Troisième université de France avec 35 000 étudiants, première dans la filière santé, Lyon-I est, a priori, mieux armée pour l’autonomie. Lionel Collet, son président, a appris à gérer. Des partenariats ont été noués avec le puissant secteur médical lyonnais, la Banque populaire et la firme de médicaments Sanofi. L’université vient même de créer une fondation qui vise àcollecter 10 millions d’euros d’ici quatre ans.

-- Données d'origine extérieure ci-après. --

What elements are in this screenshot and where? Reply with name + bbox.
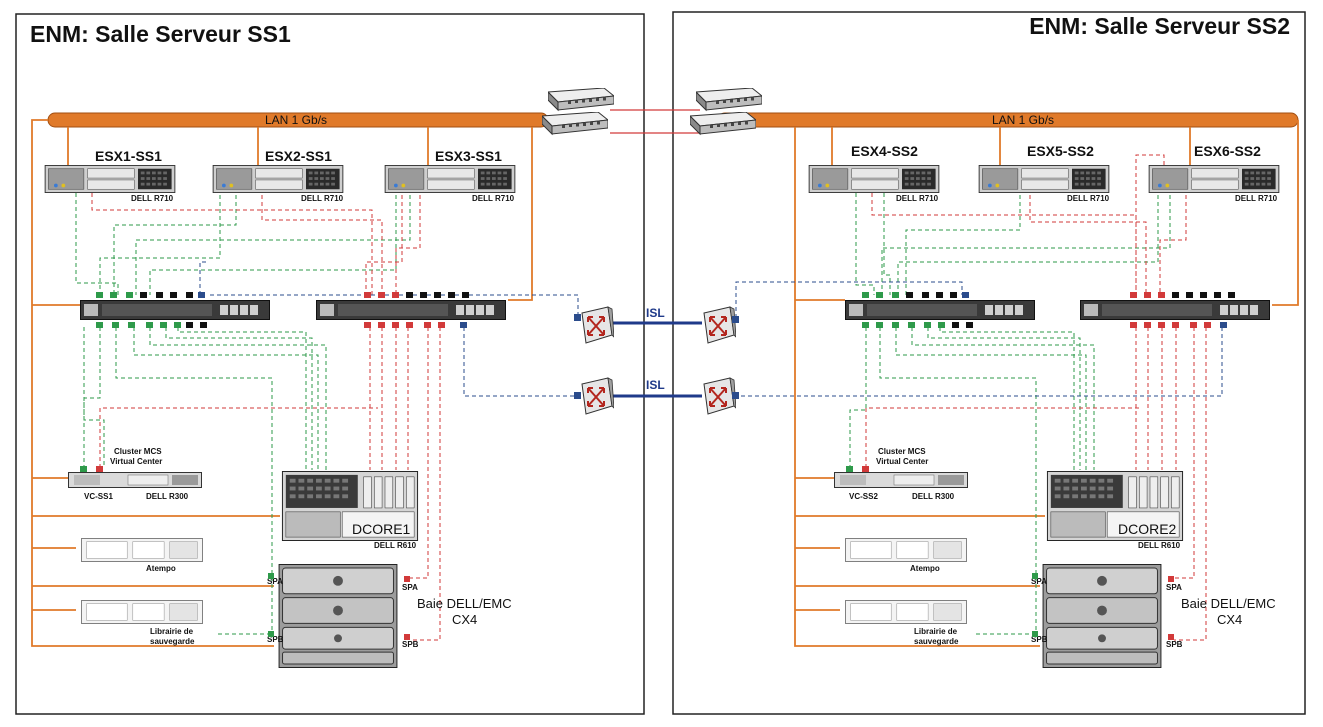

La fondation voudrait «doper l’offre de stages, construire une plate-forme expérimentale centrée sur la biologie et le génie électrique, faire revenir des cerveaux en créant des chaires d’excellence.».
Lionel Collet est toutefois prudent : «La réforme est une avancée mais je reste ­mitigé.» Il est d’accord pour gérer le budget qui passerait à 300 millions d’euros, mais tique sur l’immobilier : «Nous avons 14 sites, des bâtiments parfois très anciens, il faudrait que tout soit remis en état.» Une concurrence accrue entre universités pour attirer les meilleurs ne l’effraie pas : «Il y en a déjà, inutile de se voiler la face. Mais je préfère me placer sur une échelle européenne.»
«Souplesse». A Paris-VII-Diderot, une université pluridisciplinaire qui compte 26 000 étudiants, le président Guy Cousineau, un informaticien, n’est pas non plus demandeur des bâtiments. Mais il se félicite de la « souplesse» apportée par la loi : «On est responsabilisés, on peut décider s’il faut plutôt un enseignant chercheur ou un maître de conférences, attribuer des fonds à tel labo, etc.» Il s’estime relativement préparé avec son équipe, mais «l’idéal serait d’être aidé au début par l’administration».
Jean-François Dhainaut, président de Paris-V-Descartes - 33 000 étudiants, dont un tiers dans les filières de santé -, est franchement enthousiaste. Lors de la campagne, il avait signé une lettre de soutien à Nicolas Sarkozy. La loi donne cinq ans aux universités pour prendre en charge leur budget, voire le patrimoine. Lui est partant pour tout et tout de suite. «On a enfin les moyens d’avoir une stratégie. Avec un conseil d’administration réduit, on peut constituer une équipe de direction qui dirige et décroche des sources de financement à l’extérieur, se félicite -t-il. Nous avons un projet de maison de la génétique, mais il nous faudrait trouver quelqu’un pour le fund raising.»
Résistances. Avec cette collecte de fonds, il pense passer d’un budget de 100 à 300 millions d’euros. «Avec les primes, on pourrait garder nos chercheurs et attirer des étrangers, estime ce cardiologue réanimateur. Pe ndant quinze ans, j’ai envoyé mes meilleurs élèves aux Etats-Unis : au début, sur cinq il en revenait cinq, là, on en récupère un ou deux.» Pour lui, la propriété des locaux a aussi des avantages : «On pourrait vendre un bâtiment extrêmement cher et construire un grand campus en dehors de Paris.»
Au Havre, Camille Galap ne sait pas encore ce qu’il va faire. Dans son université comme dans d’autres, il y a des résistances. Le conseil d’administration a voté un texte pour le report du débat au Parlement. Selon lui, la priorité du gouvernement aurait dû être de réformer le premier cycle où tant d’étudiants échouent encore, quittant la fac sans diplôme : «Je dirigeais en parfaite collégialité . Par exemple, le droit de veto sur les nominations, je n’en avais pas besoin.» Il lui faudra pourtant devenir un vrai patron.